Jam baru menunjukkan pukul delapan lewat sepuluh ketika pintu mulai terbuka satu per satu. Pelanggan pertama biasanya para pegawai kantoran dari sekitar Cheongdam, lalu diikuti ibu-ibu yang mengenakan gaun kasual mewah. Areum sigap menyapa, senyumnya terlatih, meski sisa rasa kantuk masih menggantung di pelupuk mata. Di tengah kesibukan itu, pikirannya sesekali teringat kembali pada pasangan asing yang dilihatnya semalam. Perasaan berat di dadanya belum sepenuhnya pergi.
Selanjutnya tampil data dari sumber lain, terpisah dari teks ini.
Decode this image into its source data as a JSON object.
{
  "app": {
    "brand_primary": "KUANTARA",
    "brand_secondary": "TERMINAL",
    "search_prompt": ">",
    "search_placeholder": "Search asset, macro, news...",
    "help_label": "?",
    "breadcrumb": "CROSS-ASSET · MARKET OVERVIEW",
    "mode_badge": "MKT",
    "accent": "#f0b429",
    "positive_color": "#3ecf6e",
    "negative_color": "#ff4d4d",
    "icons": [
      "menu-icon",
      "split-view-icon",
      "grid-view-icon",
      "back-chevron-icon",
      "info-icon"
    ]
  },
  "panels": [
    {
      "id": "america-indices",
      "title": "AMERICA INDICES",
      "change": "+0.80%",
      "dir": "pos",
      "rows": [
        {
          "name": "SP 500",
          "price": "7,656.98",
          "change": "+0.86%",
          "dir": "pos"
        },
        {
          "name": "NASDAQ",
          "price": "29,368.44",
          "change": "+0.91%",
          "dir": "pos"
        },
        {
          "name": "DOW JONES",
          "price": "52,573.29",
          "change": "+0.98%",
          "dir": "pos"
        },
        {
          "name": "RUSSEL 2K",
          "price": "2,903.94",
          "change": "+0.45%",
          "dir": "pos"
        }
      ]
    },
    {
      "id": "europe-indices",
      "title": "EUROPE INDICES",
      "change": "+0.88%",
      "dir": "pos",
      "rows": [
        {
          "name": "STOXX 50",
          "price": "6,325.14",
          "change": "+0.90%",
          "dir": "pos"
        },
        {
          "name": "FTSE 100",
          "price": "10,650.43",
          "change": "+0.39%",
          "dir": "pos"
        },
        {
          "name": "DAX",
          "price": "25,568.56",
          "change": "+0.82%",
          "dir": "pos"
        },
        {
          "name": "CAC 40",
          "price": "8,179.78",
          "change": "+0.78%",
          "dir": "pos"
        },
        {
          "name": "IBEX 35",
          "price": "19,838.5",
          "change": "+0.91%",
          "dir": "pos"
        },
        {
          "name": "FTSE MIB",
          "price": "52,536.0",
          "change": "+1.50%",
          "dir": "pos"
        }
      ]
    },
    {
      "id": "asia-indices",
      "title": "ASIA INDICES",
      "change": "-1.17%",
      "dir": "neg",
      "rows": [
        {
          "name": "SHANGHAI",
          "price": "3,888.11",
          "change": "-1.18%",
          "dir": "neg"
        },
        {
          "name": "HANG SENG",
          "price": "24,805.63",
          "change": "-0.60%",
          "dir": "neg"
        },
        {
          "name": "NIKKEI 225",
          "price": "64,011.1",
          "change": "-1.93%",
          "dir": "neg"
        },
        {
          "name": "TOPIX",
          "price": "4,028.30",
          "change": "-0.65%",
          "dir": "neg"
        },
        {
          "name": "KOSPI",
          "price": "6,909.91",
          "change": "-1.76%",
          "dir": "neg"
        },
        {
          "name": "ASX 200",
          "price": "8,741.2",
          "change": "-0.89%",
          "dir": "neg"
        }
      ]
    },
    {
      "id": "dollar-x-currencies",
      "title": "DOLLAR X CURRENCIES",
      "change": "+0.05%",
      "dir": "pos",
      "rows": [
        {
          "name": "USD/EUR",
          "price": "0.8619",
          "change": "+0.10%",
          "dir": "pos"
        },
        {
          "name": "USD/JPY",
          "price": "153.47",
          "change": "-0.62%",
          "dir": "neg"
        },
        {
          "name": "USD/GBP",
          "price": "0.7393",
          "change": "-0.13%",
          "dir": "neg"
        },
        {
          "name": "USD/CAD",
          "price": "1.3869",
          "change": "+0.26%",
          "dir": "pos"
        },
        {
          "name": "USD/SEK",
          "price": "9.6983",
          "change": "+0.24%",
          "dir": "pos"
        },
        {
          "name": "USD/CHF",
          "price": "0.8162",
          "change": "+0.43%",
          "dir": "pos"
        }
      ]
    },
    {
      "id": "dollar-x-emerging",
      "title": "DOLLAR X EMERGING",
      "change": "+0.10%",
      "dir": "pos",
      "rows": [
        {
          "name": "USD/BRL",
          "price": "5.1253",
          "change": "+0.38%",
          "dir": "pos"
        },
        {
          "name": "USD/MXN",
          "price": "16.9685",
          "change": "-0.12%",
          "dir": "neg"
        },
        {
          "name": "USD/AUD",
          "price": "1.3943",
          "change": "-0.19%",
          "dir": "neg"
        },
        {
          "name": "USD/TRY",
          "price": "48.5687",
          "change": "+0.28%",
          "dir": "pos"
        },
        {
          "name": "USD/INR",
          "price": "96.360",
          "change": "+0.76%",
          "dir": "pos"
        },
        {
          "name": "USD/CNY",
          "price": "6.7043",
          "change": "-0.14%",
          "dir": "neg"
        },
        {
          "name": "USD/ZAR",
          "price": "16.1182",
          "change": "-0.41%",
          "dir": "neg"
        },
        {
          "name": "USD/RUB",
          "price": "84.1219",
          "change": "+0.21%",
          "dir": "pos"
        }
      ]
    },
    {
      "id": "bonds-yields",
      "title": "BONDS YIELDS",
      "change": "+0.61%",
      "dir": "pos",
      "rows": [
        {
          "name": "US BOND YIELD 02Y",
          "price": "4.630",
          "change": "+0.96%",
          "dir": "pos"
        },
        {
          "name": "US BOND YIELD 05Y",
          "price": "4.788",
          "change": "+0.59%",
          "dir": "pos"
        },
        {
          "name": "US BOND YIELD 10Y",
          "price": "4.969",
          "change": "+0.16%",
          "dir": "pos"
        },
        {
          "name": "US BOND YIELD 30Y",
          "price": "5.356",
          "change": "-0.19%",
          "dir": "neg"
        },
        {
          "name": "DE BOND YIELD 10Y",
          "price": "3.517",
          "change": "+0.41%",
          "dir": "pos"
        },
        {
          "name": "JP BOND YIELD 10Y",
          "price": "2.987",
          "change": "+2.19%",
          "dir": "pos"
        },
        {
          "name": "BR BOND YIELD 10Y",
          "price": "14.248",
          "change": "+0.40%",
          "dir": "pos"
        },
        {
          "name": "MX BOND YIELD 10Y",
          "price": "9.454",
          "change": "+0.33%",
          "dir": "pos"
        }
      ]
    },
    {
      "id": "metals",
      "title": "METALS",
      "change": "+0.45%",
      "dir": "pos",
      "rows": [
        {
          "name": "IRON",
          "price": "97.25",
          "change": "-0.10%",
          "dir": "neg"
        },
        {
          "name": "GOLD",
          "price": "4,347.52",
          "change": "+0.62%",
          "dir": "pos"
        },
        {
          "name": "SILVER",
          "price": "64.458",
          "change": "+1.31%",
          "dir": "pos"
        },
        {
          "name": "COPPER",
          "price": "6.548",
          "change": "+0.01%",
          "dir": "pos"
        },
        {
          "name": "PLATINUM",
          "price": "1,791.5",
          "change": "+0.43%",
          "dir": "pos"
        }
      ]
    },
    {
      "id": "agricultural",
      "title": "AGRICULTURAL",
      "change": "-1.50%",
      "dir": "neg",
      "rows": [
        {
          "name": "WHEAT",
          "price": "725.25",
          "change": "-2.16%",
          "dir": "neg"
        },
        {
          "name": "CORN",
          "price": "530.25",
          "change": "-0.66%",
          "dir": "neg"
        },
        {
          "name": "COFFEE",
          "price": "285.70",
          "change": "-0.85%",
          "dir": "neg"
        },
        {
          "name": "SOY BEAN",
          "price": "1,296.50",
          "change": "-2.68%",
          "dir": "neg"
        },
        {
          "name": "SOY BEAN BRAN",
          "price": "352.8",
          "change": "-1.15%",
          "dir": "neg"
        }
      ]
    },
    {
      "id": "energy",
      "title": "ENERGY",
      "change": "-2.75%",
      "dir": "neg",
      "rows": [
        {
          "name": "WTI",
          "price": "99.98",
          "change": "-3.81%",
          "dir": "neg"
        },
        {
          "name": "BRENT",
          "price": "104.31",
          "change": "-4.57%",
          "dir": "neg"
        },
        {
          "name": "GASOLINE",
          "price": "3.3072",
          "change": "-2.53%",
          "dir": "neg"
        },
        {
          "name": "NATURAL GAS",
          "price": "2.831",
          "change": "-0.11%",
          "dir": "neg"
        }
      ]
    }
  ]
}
Setelah seharian bekerja, melakukan segalanya dengan teliti, Areum akhirnya bersandar lemah di kursi yang memang tersedia di ruangannya. Ia bolak-balik mengecek barang-barang yang datang, memastikan semuanya sesuai catatan. Hingga tiba saatnya ia akan pulang, ia masuk ke ruang manajer, Ill-sun, lalu berkata pelan.
“Ini data laporan bahan-bahan yang masuk dan diterima hari ini, Manager-ssi,” ujar Areum, menunduk sopan. Ill-sun, pria muda yang mungkin hanya beberapa tahun lebih tua darinya, mengangguk pelan.
“Letakkan di sana, ouh ya, Areum-ssi… Minjoon Sajangnim meminta laporan ini ditandatangani. Aku tidak bisa mengantarkan langsung karena banyak urusan. Aku sudah bicara dengan beliau, dan beliau bilang aku harus menyuruhmu. Tolong antarkan sendiri, ya? Beliau bilang kau tahu apartemen kakaknya—cukup serahkan dan minta tandatangan,” jelas Ill-sun sambil menatap Areum serius, namun ada nada ringan yang membuatnya lega. Areum mengangguk, menenangkan napasnya yang sedikit memburu.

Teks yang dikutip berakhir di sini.